Een heel belangrijk onderdeel van de training van het paard heeft daarom als doel het paard te leren de achterhand voor de impuls te gebruiken. Problemen in de spieren van de achterhand verdienen om die reden altijd aandacht. Dit soort problemen kun je herkennen aan stijfheid of aan een ongewone manier van bewegen van de achterbenen. Ook balansproblemen of afwijkingen aan de manier waarop de staart wordt gedragen kunnen wijzen op spierproblemen in de achterhand.
Training van spieren
Het versterken en soepel houden van de spieren van het paard zou in iedere training prioriteit moeten zijn. Tenslotte hangt de gezondheid van het paard en daarmee zijn plezier in het werk en de uiteindelijke resultaten daarvan af. Er zijn een groot aantal mogelijke manieren waarop paardeneigenaren de spieren van hun paarden kunnen trainen. Net als bij mensen kun je ook bij het trainen van paarden onderscheid maken tussen verschillende soorten trainingen. Iedere vorm van training is van nut en ieder paard zou van alle vormen van training moeten kunnen profiteren.

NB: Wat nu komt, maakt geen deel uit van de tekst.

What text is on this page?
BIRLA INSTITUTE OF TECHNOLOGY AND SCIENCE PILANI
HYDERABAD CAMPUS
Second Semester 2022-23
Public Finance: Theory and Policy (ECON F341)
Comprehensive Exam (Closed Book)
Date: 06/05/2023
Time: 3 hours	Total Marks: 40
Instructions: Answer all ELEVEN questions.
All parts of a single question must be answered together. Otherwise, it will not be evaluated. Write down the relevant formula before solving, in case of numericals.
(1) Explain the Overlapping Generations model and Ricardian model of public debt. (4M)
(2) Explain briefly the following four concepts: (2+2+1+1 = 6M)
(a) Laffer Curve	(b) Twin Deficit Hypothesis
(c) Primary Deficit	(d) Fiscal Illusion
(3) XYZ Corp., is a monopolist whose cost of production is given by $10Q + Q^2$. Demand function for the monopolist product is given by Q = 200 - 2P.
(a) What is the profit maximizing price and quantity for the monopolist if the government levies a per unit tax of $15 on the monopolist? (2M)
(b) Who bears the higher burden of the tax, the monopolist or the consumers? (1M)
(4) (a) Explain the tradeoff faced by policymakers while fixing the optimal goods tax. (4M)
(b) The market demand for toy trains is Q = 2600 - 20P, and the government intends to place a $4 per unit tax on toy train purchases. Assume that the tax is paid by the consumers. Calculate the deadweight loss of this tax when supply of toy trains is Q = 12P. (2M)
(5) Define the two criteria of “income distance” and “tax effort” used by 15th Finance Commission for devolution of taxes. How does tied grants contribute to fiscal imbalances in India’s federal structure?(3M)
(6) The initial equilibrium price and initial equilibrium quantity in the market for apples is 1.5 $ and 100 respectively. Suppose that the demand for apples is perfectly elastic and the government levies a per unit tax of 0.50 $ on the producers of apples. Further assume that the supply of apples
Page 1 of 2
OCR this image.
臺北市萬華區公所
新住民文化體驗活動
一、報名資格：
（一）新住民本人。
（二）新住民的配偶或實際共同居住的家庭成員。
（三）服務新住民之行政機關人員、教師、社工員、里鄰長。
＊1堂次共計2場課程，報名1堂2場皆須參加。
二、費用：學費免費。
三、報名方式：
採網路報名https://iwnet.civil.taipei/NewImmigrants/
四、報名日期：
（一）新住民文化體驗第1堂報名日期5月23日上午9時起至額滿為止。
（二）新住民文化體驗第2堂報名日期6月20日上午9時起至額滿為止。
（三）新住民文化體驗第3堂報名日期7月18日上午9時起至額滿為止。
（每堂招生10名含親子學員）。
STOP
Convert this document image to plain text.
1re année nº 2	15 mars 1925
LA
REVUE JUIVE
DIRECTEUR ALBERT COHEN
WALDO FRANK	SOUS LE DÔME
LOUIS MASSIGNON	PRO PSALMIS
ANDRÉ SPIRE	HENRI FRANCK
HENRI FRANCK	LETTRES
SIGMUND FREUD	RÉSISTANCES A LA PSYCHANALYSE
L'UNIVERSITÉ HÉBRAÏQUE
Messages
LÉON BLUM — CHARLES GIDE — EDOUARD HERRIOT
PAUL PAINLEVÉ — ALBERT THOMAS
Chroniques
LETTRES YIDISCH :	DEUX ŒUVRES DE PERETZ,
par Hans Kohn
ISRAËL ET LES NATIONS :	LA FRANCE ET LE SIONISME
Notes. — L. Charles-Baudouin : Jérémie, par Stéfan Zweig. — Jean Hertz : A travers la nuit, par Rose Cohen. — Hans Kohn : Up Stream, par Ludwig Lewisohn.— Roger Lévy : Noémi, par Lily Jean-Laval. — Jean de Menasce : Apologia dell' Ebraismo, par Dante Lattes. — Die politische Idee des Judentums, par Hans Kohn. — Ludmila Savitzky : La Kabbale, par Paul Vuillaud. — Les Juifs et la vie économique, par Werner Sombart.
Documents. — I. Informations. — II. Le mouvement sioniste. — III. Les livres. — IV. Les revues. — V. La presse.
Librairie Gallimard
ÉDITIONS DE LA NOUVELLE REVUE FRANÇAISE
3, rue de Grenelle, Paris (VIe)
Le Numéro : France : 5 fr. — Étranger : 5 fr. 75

In de praktijk zijn sommige vormen van trainen echter meer geschikt voor paarden in een bepaalde tak van sport of werk dan andere en zal de focus van de training dus verschuiven. Ook de intensiteit van de training hangt af van het doel waarvoor het paard wordt gebruikt.
Sportpaarden
Zoals de naam al zegt zijn dit paarden die voor sportdoeleinden worden ingezet. Er bestaat een groot aantal verschillende vormen van paardensport en het type training zal afhangen van de sport die wordt beoefend. Voor renpaarden zal conditietraining voorop staan, voor military en springpaarden naast conditie ook behendigheid en coördinatie en voor dressuurpaarden vooral kracht en soepelheid. Voor allemaal geldt dat het trainingsniveau intensief zal zijn. Dat betekent echter ook dat de kans op spierblessures hoger is dan bij recreatieve paarden en dat eigenaren extra voorzichtig te werk moeten gaan in het plannen en uitvoeren van een trainingsschema voor hun paard.
Recreatiepaarden
Recreatiepaarden worden gehouden voor het plezier. Er wordt wellicht wel eens een wedstrijd gereden, maar sport is niet het hoofddoel van de eigenaar. Daarmee is het trainingsniveau vaak ook veel lager en lopen deze paarden meer risico op overgewicht en een slechte algehele fitheid als de eigenaar onvoldoende oog heeft voor de conditie van het paard. Recreatiepaarden lopen echter ook minder risico op spierblessures in hun dagelijks werk. Hun training zal vooral bestaan uit het soepel houden van spieren en het opbouwen en versterken van het spierweefsel dat nodig is om op een gezonde manier te werken.